108. Convert Sorted Array To Binary Search Tree

108. Convert Sorted Array To Binary Search Tree (Easy) 降有序数组转换为二叉搜索树

题干

Given an integer array nums where the elements are sorted in ascending order, convert it to a height-balanced binary search tree.

A height-balanced binary tree is a binary tree in which the depth of the two subtrees of every node never differs by more than one.

Example 1:

Input: nums = [-10,-3,0,5,9]
Output: [0,-3,9,-10,null,5]
Explanation: [0,-10,5,null,-3,null,9] is also accepted:

Example 2:

Input: nums = [1,3]
Output: [3,1]
Explanation: [1,null,3] and [3,1] are both height-balanced BSTs.

Constraints:

• 1 <= nums.length <= 104
• -104 <= nums[i] <= 104
• nums is sorted in a strictly increasing order.

解法

朴素解法

有序数组，组成高度平衡的二叉搜索树。
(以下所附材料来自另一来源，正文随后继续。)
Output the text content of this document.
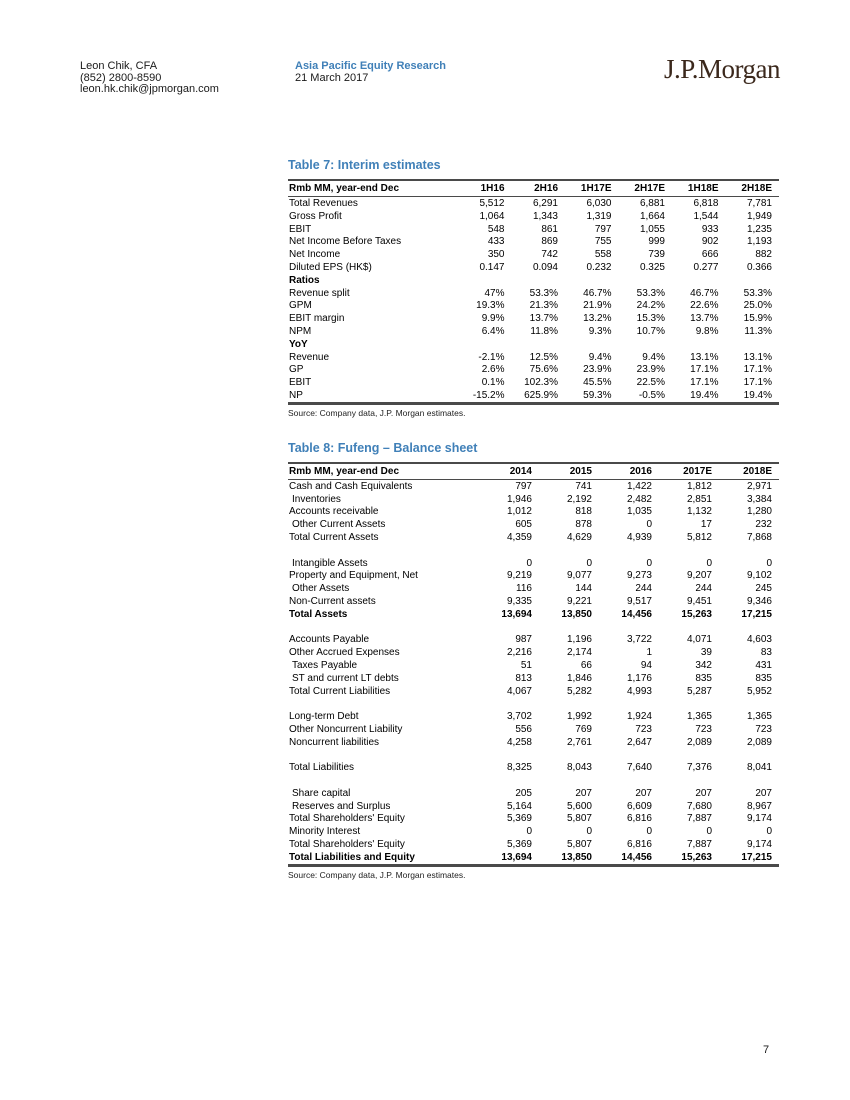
Leon Chik, CFA
(852) 2800-8590
leon.hk.chik@jpmorgan.com
Asia Pacific Equity Research
21 March 2017	J.P.Morgan

Table 7: Interim estimates

Rmb MM, year-end Dec	1H16	2H16	1H17E	2H17E	1H18E	2H18E
Total Revenues	5,512	6,291	6,030	6,881	6,818	7,781
Gross Profit	1,064	1,343	1,319	1,664	1,544	1,949
EBIT	548	861	797	1,055	933	1,235
Net Income Before Taxes	433	869	755	999	902	1,193
Net Income	350	742	558	739	666	882
Diluted EPS (HK$)	0.147	0.094	0.232	0.325	0.277	0.366
Ratios						
Revenue split	47%	53.3%	46.7%	53.3%	46.7%	53.3%
GPM	19.3%	21.3%	21.9%	24.2%	22.6%	25.0%
EBIT margin	9.9%	13.7%	13.2%	15.3%	13.7%	15.9%
NPM	6.4%	11.8%	9.3%	10.7%	9.8%	11.3%
YoY						
Revenue	-2.1%	12.5%	9.4%	9.4%	13.1%	13.1%
GP	2.6%	75.6%	23.9%	23.9%	17.1%	17.1%
EBIT	0.1%	102.3%	45.5%	22.5%	17.1%	17.1%
NP	-15.2%	625.9%	59.3%	-0.5%	19.4%	19.4%

Source: Company data, J.P. Morgan estimates.

Table 8: Fufeng – Balance sheet

Rmb MM, year-end Dec	2014	2015	2016	2017E	2018E
Cash and Cash Equivalents	797	741	1,422	1,812	2,971
Inventories	1,946	2,192	2,482	2,851	3,384
Accounts receivable	1,012	818	1,035	1,132	1,280
Other Current Assets	605	878	0	17	232
Total Current Assets	4,359	4,629	4,939	5,812	7,868

Intangible Assets	0	0	0	0	0
Property and Equipment, Net	9,219	9,077	9,273	9,207	9,102
Other Assets	116	144	244	244	245
Non-Current assets	9,335	9,221	9,517	9,451	9,346
Total Assets	13,694	13,850	14,456	15,263	17,215

Accounts Payable	987	1,196	3,722	4,071	4,603
Other Accrued Expenses	2,216	2,174	1	39	83
Taxes Payable	51	66	94	342	431
ST and current LT debts	813	1,846	1,176	835	835
Total Current Liabilities	4,067	5,282	4,993	5,287	5,952

Long-term Debt	3,702	1,992	1,924	1,365	1,365
Other Noncurrent Liability	556	769	723	723	723
Noncurrent liabilities	4,258	2,761	2,647	2,089	2,089

Total Liabilities	8,325	8,043	7,640	7,376	8,041

Share capital	205	207	207	207	207
Reserves and Surplus	5,164	5,600	6,609	7,680	8,967
Total Shareholders' Equity	5,369	5,807	6,816	7,887	9,174
Minority Interest	0	0	0	0	0
Total Shareholders' Equity	5,369	5,807	6,816	7,887	9,174
Total Liabilities and Equity	13,694	13,850	14,456	15,263	17,215

Source: Company data, J.P. Morgan estimates.

7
重点就在于找到中间值，然后左右区间分别构造二叉树的左右子树。

递归解法

• 输入参数：输入一个数组
• 输出参数：输出一个二叉树节点
• 终止条件：
  • 当数组长度等于1时，返回二叉树节点，值等于元素，左右子节点等于None
• 单层核心逻辑：
  • 当前数组长度整除2，结果就是中间值的index
  • 将当前中间值作为value
  • 分别把左区间[0:index]和右区间[index+1:]的返回值，当作当前节点的左右子节点

# Definition for a binary tree node.
# class TreeNode:
#     def __init__(self, val=0, left=None, right=None):
#         self.val = val
#         self.left = left
#         self.right = right
class Solution:
    def sortedArrayToBST(self, nums: List[int]) -> Optional[TreeNode]:
        len_nums = len(nums)
        if len_nums < 1:
            return None
        elif len_nums == 1:
            return TreeNode(nums[0])
        root_i = len_nums // 2
        root = TreeNode(nums[root_i])
        root.left = self.sortedArrayToBST(nums[:root_i])
        root.right = self.sortedArrayToBST(nums[root_i+1:])
        return root